MLOps in 2025: The Stack I Actually Use (and Why)

By Amulya Gupta 6 min read ← Back to Blog

There are 47 MLOps tools. Each one has a marketing page telling you it's the only one you'll ever need. Here's my honest take on the stack I've actually settled on — and why each tool earned its place after doing the work.

The Principle: Start Simple, Add Complexity When You Feel the Pain

The worst mistake I see is teams adopting complex orchestration before they need it, or adding observability tools they never query. Every tool in this list is here because I felt a real pain that it solved. Not because a blog post told me it was "best practice."

Experiment Tracking: MLflow

I chose MLflow over Weights & Biases and Neptune for one main reason: it's self-hosted and free at any scale. For personal projects and smaller teams, paying per-seat for experiment tracking doesn't make sense. MLflow gives you experiment tracking, model registry, artifact storage, and a decent UI. It integrates with everything. The learning curve is low. It does the job.

What I'm watching: for LLM projects, I'm starting to look at LangSmith specifically for prompt versioning and trace-level debugging. MLflow isn't quite there for that use case yet.

Orchestration: Prefect

I chose Prefect over Apache Airflow for Python-first teams. Airflow's DAG model is powerful, but the overhead for small-to-medium pipelines is painful. Prefect lets you decorate your existing Python functions and get scheduling, retries, observability, and deployment without rewriting your code. The local dev experience is significantly better. For teams that are mostly Python engineers building ML pipelines, Prefect is the right default.

Serving: FastAPI

FastAPI is non-negotiable for me. Async by default, automatic OpenAPI documentation, Pydantic validation, and a clean developer experience. I've tried Flask — it's fine for quick prototypes, but once you need validation, middleware, and structured response models, FastAPI is just faster to work with correctly.

Containers: Docker

If you're not containerising your ML services, you're creating environment dependency problems that will bite you in production. Docker is the baseline. Learn multi-stage builds, learn how to keep images lean, learn health checks. These aren't optional skills for production ML.

Orchestration: Kubernetes

The learning curve is real. But it's worth it. Kubernetes gives you rolling deployments with zero downtime, horizontal scaling, health checks built into the scheduler, declarative infrastructure, and a common interface across all cloud providers. I use Minikube locally to validate manifests before deploying to a real cluster. The manifests work the same everywhere.
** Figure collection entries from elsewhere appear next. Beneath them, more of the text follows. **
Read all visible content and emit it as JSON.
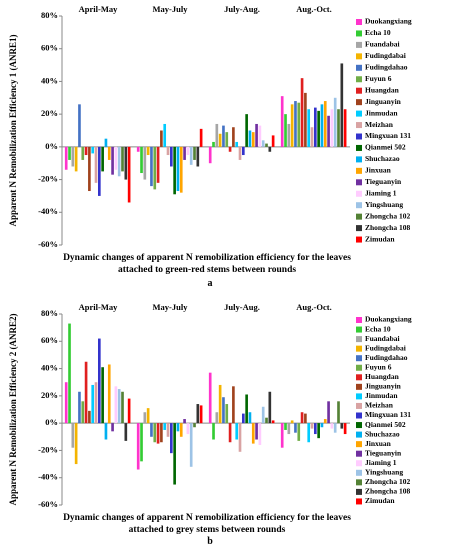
{
  "chart_data": [
    {
      "type": "bar",
      "y_label": "Apparent N Remobilization Efficiency 1 (ANRE1)",
      "x_label": "Dynamic changes of apparent N remobilization efficiency for the leaves attached to green-red stems between rounds",
      "caption": "a",
      "categories": [
        "April-May",
        "May-July",
        "July-Aug.",
        "Aug.-Oct."
      ],
      "ylim": [
        -60,
        80
      ],
      "yticks": [
        {
          "value": -60,
          "label": "-60%"
        },
        {
          "value": -40,
          "label": "-40%"
        },
        {
          "value": -20,
          "label": "-20%"
        },
        {
          "value": 0,
          "label": "0%"
        },
        {
          "value": 20,
          "label": "20%"
        },
        {
          "value": 40,
          "label": "40%"
        },
        {
          "value": 60,
          "label": "60%"
        },
        {
          "value": 80,
          "label": "80%"
        }
      ],
      "series": [
        {
          "name": "Duokangxiang",
          "color": "#ff33cc",
          "values": [
            -14,
            -3,
            -10,
            31
          ]
        },
        {
          "name": "Echa 10",
          "color": "#33cc33",
          "values": [
            -8,
            -16,
            3,
            20
          ]
        },
        {
          "name": "Fuandabai",
          "color": "#a6a6a6",
          "values": [
            -12,
            -20,
            14,
            14
          ]
        },
        {
          "name": "Fudingdabai",
          "color": "#f4b400",
          "values": [
            -15,
            -5,
            8,
            26
          ]
        },
        {
          "name": "Fudingdahao",
          "color": "#4472c4",
          "values": [
            26,
            -24,
            13,
            28
          ]
        },
        {
          "name": "Fuyun 6",
          "color": "#70ad47",
          "values": [
            -8,
            -26,
            9,
            27
          ]
        },
        {
          "name": "Huangdan",
          "color": "#e02020",
          "values": [
            -5,
            -22,
            -3,
            42
          ]
        },
        {
          "name": "Jinguanyin",
          "color": "#a0421d",
          "values": [
            -27,
            10,
            12,
            33
          ]
        },
        {
          "name": "Jinmudan",
          "color": "#00ccff",
          "values": [
            -4,
            14,
            3,
            23
          ]
        },
        {
          "name": "Meizhan",
          "color": "#d9a3a3",
          "values": [
            -22,
            -5,
            -8,
            12
          ]
        },
        {
          "name": "Mingxuan 131",
          "color": "#3333cc",
          "values": [
            -30,
            -12,
            -5,
            24
          ]
        },
        {
          "name": "Qianmei 502",
          "color": "#006600",
          "values": [
            -15,
            -29,
            20,
            22
          ]
        },
        {
          "name": "Shuchazao",
          "color": "#00b0f0",
          "values": [
            5,
            -27,
            10,
            26
          ]
        },
        {
          "name": "Jinxuan",
          "color": "#ffa500",
          "values": [
            -8,
            -28,
            9,
            28
          ]
        },
        {
          "name": "Tieguanyin",
          "color": "#7030a0",
          "values": [
            -17,
            -8,
            14,
            19
          ]
        },
        {
          "name": "Jiaming 1",
          "color": "#ffccff",
          "values": [
            -14,
            -5,
            13,
            23
          ]
        },
        {
          "name": "Yingshuang",
          "color": "#9dc3e6",
          "values": [
            -18,
            -11,
            4,
            30
          ]
        },
        {
          "name": "Zhongcha 102",
          "color": "#548235",
          "values": [
            -15,
            -8,
            2,
            23
          ]
        },
        {
          "name": "Zhongcha 108",
          "color": "#333333",
          "values": [
            -20,
            -12,
            -3,
            51
          ]
        },
        {
          "name": "Zimudan",
          "color": "#ff0000",
          "values": [
            -34,
            11,
            7,
            23
          ]
        }
      ]
    },
    {
      "type": "bar",
      "y_label": "Apparent N Remobilization Efficiency 2 (ANRE2)",
      "x_label": "Dynamic changes of apparent N remobilization efficiency for the leaves attached to grey stems between rounds",
      "caption": "b",
      "categories": [
        "April-May",
        "May-July",
        "July-Aug.",
        "Aug.-Oct."
      ],
      "ylim": [
        -60,
        80
      ],
      "yticks": [
        {
          "value": -60,
          "label": "-60%"
        },
        {
          "value": -40,
          "label": "-40%"
        },
        {
          "value": -20,
          "label": "-20%"
        },
        {
          "value": 0,
          "label": "0%"
        },
        {
          "value": 20,
          "label": "20%"
        },
        {
          "value": 40,
          "label": "40%"
        },
        {
          "value": 60,
          "label": "60%"
        },
        {
          "value": 80,
          "label": "80%"
        }
      ],
      "series": [
        {
          "name": "Duokangxiang",
          "color": "#ff33cc",
          "values": [
            30,
            -34,
            37,
            -18
          ]
        },
        {
          "name": "Echa 10",
          "color": "#33cc33",
          "values": [
            73,
            -28,
            -12,
            -5
          ]
        },
        {
          "name": "Fuandabai",
          "color": "#a6a6a6",
          "values": [
            -18,
            8,
            8,
            -8
          ]
        },
        {
          "name": "Fudingdabai",
          "color": "#f4b400",
          "values": [
            -30,
            11,
            28,
            2
          ]
        },
        {
          "name": "Fudingdahao",
          "color": "#4472c4",
          "values": [
            23,
            -10,
            19,
            -7
          ]
        },
        {
          "name": "Fuyun 6",
          "color": "#70ad47",
          "values": [
            16,
            -14,
            14,
            -13
          ]
        },
        {
          "name": "Huangdan",
          "color": "#e02020",
          "values": [
            45,
            -15,
            -14,
            8
          ]
        },
        {
          "name": "Jinguanyin",
          "color": "#a0421d",
          "values": [
            9,
            -14,
            27,
            7
          ]
        },
        {
          "name": "Jinmudan",
          "color": "#00ccff",
          "values": [
            28,
            -5,
            -12,
            -14
          ]
        },
        {
          "name": "Meizhan",
          "color": "#d9a3a3",
          "values": [
            30,
            -10,
            -21,
            -4
          ]
        },
        {
          "name": "Mingxuan 131",
          "color": "#3333cc",
          "values": [
            62,
            -22,
            7,
            -8
          ]
        },
        {
          "name": "Qianmei 502",
          "color": "#006600",
          "values": [
            41,
            -45,
            21,
            -11
          ]
        },
        {
          "name": "Shuchazao",
          "color": "#00b0f0",
          "values": [
            -12,
            -6,
            8,
            -3
          ]
        },
        {
          "name": "Jinxuan",
          "color": "#ffa500",
          "values": [
            43,
            -10,
            -15,
            3
          ]
        },
        {
          "name": "Tieguanyin",
          "color": "#7030a0",
          "values": [
            -6,
            3,
            -12,
            16
          ]
        },
        {
          "name": "Jiaming 1",
          "color": "#ffccff",
          "values": [
            27,
            -8,
            -16,
            -4
          ]
        },
        {
          "name": "Yingshuang",
          "color": "#9dc3e6",
          "values": [
            25,
            -32,
            12,
            -7
          ]
        },
        {
          "name": "Zhongcha 102",
          "color": "#548235",
          "values": [
            23,
            -3,
            4,
            16
          ]
        },
        {
          "name": "Zhongcha 108",
          "color": "#333333",
          "values": [
            -13,
            14,
            23,
            -4
          ]
        },
        {
          "name": "Zimudan",
          "color": "#ff0000",
          "values": [
            18,
            13,
            2,
            -8
          ]
        }
      ]
    }
  ]
}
Monitoring: Prometheus + Grafana

The industry standard for a reason. Prometheus handles metric collection and storage. Grafana handles visualisation and alerting. The FastAPI service exposes a /metrics endpoint that Prometheus scrapes. The setup is repeatable and the dashboards are versioned as code. I track inference latency at p50/p95/p99, error rate, request volume, and prediction distribution over time (for drift detection).

CI/CD: GitHub Actions

Free, sufficient, and integrates directly with your repository. For personal projects and small teams, GitHub Actions handles everything: linting, testing, Docker build, push to registry, and Kubernetes deployment. No separate CI server to maintain. The YAML syntax isn't perfect, but the ecosystem of pre-built actions covers almost every use case.

What I'm Exploring Next

Ray Serve for high-throughput inference requirements. BentoML for a slightly higher-level serving abstraction. LangSmith specifically for LLM-based applications where you need trace-level visibility into prompt chains. OpenTelemetry for standardised observability across services.

The Bottom Line

Start simple. MLflow for tracking, Prefect for orchestration, FastAPI for serving, Docker for packaging, GitHub Actions for CI/CD, Prometheus and Grafana for monitoring. Add Kubernetes when you need it. Add complexity when you feel the pain of not having it — not before.